The Vote Leave and Conservatives for Britain campaigns, which are advocating a “no” vote in the future referendum on the UK’s membership of the EU, argue that the hike to the minimum wage due to come into effect next year will mean prime minister David Cameron's aim to ban recent EU migrants from claiming benefits will have no effect on migration.
MP Steve Baker, co-chair of Conservatives for Britain, commented that: “Even if the prime minister secures a deal on migrant benefits, this wouldn’t have even the slightest impact on immigration flows. The living wage will make any tax credit cuts irrelevant […] This whole farce makes clear that the renegotiation has become focused on a trivial issue that is fatally undermined by the facts on the ground. The only way to take back control is to vote leave.”
The UK’s minimum wage for over-25s is set to increase to £7.20 an hour in 2016 and over £9 by 2020, a policy branded the national living wage.
The British government has committed to holding a referendum on the UK’s continued membership of the EU by 2017. Recent reports have suggested it could take place as early as summer 2016.

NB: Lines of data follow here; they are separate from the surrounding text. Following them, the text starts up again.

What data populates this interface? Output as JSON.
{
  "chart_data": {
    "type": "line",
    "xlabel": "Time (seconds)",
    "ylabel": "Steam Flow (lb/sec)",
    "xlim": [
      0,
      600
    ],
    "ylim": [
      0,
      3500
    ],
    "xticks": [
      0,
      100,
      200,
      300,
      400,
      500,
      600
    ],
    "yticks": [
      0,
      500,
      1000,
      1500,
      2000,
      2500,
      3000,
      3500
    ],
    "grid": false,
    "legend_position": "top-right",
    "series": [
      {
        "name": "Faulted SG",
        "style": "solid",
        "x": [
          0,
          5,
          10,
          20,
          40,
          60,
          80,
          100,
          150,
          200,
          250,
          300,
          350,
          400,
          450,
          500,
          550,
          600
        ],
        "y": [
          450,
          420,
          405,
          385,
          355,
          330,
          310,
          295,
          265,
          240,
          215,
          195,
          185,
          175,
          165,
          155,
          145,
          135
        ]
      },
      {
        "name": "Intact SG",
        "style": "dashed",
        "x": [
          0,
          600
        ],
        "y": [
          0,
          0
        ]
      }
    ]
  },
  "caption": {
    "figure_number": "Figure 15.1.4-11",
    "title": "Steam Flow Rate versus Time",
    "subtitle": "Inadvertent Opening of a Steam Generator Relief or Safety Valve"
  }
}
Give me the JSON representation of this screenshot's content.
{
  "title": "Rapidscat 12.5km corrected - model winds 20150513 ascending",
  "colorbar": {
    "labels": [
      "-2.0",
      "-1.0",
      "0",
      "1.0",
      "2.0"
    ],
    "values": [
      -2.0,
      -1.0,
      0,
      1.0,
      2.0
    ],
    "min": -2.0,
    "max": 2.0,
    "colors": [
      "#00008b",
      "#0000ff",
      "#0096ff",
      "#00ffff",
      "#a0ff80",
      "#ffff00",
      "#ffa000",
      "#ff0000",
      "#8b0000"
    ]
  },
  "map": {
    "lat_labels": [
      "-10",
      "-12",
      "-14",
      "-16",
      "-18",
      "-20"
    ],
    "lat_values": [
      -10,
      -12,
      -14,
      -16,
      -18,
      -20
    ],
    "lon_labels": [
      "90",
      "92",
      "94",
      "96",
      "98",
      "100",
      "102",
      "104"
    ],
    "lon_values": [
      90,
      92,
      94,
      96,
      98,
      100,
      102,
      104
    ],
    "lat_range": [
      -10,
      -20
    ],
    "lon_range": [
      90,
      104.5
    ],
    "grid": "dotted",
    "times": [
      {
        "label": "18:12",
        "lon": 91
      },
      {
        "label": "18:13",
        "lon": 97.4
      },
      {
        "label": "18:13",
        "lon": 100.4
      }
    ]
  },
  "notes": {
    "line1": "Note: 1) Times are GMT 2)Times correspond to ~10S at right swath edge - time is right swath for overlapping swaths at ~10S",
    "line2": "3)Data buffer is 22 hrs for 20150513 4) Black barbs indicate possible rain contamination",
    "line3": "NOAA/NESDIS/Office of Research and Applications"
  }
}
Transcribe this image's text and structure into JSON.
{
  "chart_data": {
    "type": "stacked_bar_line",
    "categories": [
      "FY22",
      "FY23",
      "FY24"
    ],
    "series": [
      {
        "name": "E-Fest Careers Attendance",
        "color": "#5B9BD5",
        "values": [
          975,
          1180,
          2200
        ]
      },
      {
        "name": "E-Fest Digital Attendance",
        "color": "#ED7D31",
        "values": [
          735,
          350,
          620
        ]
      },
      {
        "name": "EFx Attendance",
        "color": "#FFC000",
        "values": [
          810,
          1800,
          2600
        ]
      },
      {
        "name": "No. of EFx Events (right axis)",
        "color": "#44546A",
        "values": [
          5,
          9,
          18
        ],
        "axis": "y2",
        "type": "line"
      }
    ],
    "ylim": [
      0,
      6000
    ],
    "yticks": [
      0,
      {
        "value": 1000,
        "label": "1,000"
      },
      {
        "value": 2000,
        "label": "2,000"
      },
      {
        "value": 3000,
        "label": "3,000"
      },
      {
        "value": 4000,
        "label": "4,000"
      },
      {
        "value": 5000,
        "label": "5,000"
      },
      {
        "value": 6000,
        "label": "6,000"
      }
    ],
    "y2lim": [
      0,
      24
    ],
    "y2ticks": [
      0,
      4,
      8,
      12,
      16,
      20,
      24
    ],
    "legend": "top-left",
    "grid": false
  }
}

Corrado Giulietti has written for IZA World of Labor about whether minimum wages induce immigration. He writes that there is mixed evidence of whether minimum wages attract or deter migrants, and argues that: "When introducing or raising the minimum wage, policymakers should consider the potential effects of the policy on the migration choices of individuals living abroad. Furthermore, minimum wage and immigration policies should be coordinated if central and local governments wish to control the effects of the minimum wage beyond local borders."